His looking into his own mortality may have fueled the fearful parts, but what was his inspiration for the powerful parts?  His life was plagued with people using him and his talents for their own personal gain.  People walked all over him because of his external childness.  His father, Leopold, was the biggest culprit, setting up the patterns that haunted Mozart for the rest of his life.  Although, external, a child, internally his being taken advantage of must have ulcered him.  He wanted to do something about it, but didn’t have the tools, except for a mature music. 

And ironically, Requiem was the last example of being used.  A man secretly commissioned the work, quite possibly to take credit for writing it.  If the practice of commissioning a master to usurp credit was common, curious inner gnawing’s ask me, ‘had this happened to Mozart in the past?’  Is there music out there Mozart wrote that we don’t know about?  How might that have angered the composer?

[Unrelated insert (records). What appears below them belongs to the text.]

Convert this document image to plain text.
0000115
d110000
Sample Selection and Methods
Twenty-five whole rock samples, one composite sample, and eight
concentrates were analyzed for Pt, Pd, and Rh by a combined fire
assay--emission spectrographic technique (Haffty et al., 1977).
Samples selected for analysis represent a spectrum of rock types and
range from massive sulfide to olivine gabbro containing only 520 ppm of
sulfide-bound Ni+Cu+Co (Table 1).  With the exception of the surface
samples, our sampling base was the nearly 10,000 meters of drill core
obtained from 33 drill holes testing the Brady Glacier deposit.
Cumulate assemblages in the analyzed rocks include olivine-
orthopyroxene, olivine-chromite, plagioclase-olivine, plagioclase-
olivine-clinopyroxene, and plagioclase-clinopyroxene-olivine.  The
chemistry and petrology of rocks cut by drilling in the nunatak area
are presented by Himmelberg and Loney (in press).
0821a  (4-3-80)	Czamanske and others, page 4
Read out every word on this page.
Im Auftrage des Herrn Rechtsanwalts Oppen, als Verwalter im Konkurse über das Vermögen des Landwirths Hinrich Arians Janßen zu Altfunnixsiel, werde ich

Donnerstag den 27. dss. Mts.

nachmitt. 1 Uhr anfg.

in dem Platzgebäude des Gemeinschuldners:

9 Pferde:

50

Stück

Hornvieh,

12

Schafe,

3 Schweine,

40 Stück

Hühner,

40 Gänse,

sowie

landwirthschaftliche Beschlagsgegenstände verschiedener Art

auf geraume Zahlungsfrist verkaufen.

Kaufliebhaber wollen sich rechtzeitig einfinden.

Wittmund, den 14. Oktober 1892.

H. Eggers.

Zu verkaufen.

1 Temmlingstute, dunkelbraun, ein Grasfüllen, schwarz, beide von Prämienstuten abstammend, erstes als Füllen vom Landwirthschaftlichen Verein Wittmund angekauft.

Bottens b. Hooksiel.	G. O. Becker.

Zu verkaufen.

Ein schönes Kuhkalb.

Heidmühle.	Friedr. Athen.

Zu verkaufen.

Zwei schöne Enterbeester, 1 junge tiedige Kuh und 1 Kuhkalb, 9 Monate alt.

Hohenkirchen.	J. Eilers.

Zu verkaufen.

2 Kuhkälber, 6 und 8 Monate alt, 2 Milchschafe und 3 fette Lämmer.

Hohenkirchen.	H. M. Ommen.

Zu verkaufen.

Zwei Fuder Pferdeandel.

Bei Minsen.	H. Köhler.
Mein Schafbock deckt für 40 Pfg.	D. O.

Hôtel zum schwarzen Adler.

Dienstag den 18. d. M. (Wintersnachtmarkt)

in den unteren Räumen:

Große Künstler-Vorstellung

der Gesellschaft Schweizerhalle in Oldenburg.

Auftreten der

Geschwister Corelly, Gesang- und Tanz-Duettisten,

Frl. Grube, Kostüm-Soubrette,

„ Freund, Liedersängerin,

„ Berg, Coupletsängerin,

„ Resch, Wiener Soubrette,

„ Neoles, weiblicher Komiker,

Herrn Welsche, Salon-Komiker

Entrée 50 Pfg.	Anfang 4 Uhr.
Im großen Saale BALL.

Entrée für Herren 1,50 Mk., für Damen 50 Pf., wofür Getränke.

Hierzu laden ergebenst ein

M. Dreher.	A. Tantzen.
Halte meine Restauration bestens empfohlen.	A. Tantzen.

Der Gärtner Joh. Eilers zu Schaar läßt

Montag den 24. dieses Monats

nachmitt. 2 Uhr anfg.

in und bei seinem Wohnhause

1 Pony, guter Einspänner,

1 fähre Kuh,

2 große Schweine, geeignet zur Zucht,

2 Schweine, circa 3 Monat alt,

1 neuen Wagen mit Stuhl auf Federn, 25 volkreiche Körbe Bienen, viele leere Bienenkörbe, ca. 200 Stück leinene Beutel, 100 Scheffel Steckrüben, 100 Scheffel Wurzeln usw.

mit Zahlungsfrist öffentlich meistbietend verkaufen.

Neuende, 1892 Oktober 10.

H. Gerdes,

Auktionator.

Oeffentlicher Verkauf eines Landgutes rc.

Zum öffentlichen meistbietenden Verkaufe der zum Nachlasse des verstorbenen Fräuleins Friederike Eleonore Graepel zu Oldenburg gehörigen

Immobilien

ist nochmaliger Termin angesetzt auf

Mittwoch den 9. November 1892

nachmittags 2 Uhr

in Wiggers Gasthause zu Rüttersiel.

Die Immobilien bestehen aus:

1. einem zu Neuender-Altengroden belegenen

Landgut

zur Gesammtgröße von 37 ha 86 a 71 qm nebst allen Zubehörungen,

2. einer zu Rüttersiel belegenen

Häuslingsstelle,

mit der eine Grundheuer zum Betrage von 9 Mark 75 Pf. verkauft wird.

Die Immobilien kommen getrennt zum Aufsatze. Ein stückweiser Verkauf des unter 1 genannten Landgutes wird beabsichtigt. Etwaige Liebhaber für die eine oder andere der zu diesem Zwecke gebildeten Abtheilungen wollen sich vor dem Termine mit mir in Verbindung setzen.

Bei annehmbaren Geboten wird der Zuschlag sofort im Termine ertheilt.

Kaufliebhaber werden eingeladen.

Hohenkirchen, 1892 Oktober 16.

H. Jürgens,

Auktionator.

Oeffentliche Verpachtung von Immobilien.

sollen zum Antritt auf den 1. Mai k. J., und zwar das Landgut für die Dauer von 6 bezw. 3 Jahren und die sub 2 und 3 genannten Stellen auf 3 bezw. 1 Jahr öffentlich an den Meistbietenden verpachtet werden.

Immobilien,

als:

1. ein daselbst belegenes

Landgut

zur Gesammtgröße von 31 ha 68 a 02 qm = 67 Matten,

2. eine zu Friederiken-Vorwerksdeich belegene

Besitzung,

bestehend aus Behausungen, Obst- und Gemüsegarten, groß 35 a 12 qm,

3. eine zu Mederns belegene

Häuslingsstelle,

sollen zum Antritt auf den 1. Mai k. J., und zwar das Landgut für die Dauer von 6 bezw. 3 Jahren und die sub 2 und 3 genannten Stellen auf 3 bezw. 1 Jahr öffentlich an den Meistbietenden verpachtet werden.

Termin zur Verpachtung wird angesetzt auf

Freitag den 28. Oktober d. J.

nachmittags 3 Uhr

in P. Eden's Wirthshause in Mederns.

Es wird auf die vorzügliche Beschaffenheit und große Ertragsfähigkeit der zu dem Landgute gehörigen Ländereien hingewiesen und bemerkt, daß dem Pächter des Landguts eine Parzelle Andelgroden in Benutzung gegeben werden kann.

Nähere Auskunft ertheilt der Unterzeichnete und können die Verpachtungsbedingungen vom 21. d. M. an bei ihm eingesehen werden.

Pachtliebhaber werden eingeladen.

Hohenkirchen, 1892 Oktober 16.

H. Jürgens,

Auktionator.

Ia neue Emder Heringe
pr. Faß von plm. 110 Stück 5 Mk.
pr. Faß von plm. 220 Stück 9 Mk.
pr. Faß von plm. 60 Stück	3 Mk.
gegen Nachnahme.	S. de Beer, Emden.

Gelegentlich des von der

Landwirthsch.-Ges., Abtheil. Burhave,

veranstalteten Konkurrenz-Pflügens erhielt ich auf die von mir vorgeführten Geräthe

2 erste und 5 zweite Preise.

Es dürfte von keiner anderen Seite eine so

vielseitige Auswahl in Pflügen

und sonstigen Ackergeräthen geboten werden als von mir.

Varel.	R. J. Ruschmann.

Anyway, Mozart died before the man could get the work.  Furthermore, his wife, Constanze secretly tried to get someone else to finish it, so she could get paid.  The man she chose couldn’t do it, the secret got out, and pow… history knows the work is Mozart’s. 

How much of it was actually part of his original vision and mood on the other hand…

Maybe some of the guilt-ridden pleas come from the composer who took up the work to finish it…

Ultimately, the mood of the music reflects the all too common struggle that binds humans.  How are we to balance grace and justice?  Some seek out humanity to comfort this imbalance.  They focus on the good of others, trying to spur loving deeds and social justice in fellow humans.  Others—as the words of Requiem suggest—plea for God to rescue them, namely via Christ. (I personally do believe our hope can only be found in Christ).To me, Mozart’s tone does not place confidence in either. He, however, reflects a real and gritty struggle plaguing his spirit.  A struggle that everyone faces at some point—if not at several points—in his or her life.